Business Services Industry

Indonesian banks facing a bloodbath - Brief Article

Business Asia, Feb 11, 2000 by Will Dempster

It is crunch time for the Indonesian Government's expensive bank recapitalisation program.

Between now and March some of the 500 trillion rupiah (US$70 billion) in bonds the government issued to save embattled banks will hit the secondary market and there is every indication that it could be a financial bloodbath.

The government issued the bonds to recapitalise the banking sector but rather than trying to sell the bonds, it gave them to the banks in exchange for an equity stake.

This means that although the banks are recapitalised on paper, they do not have any cash with which to resume lending, which is the real key to both a banking sector and broader recovery.

Besides the modest income banks will receive in coupon payments on the bonds, banks have no other source of cash flow. So the plan is for them to sell the bonds.

The most obvious question is: Who is going to buy bonds?

Why would an investor buy the bonds of a government that owes US$84.1 billion in foreign debt, hundreds of trillions of rupiah in domestic debt and is about to deliver a budget with a deficit at 5 per cent of GDP which will have to be externally funded?

Given investors' likely reluctance to buy the bonds and given banks' desperate need to raise cash by selling the bonds, it is almost inconceivable that investors will pay full price for the bonds.

This will create several problems. Firstly, it means that banks' financial positions will not be as strong as they look on paper.

Presently, Bank Indonesia deems a bank healthy if its capital adequacy ratio (CAR) is 4 per cent or higher -- so just enough bonds were issued to lift banks' CARs to 4 per cent.

If banks sell the bonds for below face value then their CARs could slide.

Secondly, because the cash the banks raise through the bond sales will be less than the bonds' face value, the banks will have far less cash to lend than they had hoped for, thus slowing lending growth.

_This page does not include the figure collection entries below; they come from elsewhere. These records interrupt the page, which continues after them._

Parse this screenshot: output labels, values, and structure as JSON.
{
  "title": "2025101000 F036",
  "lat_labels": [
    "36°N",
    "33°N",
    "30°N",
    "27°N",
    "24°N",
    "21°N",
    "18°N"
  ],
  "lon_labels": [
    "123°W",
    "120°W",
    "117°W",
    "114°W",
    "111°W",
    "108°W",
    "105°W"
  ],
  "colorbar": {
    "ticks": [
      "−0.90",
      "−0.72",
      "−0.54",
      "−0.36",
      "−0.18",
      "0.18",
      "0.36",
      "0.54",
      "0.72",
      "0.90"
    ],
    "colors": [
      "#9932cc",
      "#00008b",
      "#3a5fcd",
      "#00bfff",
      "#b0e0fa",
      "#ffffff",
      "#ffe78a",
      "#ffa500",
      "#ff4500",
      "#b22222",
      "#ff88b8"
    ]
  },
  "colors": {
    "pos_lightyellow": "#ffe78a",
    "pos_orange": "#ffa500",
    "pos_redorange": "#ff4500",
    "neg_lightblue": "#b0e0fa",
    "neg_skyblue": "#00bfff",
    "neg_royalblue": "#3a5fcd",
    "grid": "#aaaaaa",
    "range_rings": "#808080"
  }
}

Finally, with so many bonds hitting the market, interest rates could rise. Bank Indonesia has worked hard to lower rates over the past 18 months and has managed to lower benchmark 1-month rates from 70 per cent to about 11 per cent.

But Bank Indonesia uses market mechanisms (a weekly auction) to set rates, so competition from bonds could cause rates to spike, thus making it even harder for banks to lend the cash they raise through the sale of bonds.

To be sure, not all of the 500 trillion rupiah of bonds will be for sale. In fact, Bank Indonesia estimates that about only 10 per cent will be sold.

In short, the scenario could easily look something like this: Banks sell bonds but for less than face value, thus reducing their financial health and placing constraints on their ability to lend.

As these bonds hit the market they drive up interest rates, further harming banks' lending prospects and casting a shadow over a broader recovery.

And as if things are not already bad enough for the government, by some estimates it may still have to issue as much as another 200 trillion rupiah to complete the recapitalisation.

With such challenges ahead, there is a very real chance the government is getting itself even further in debt for a program that at every turn looks more and more likely to fail.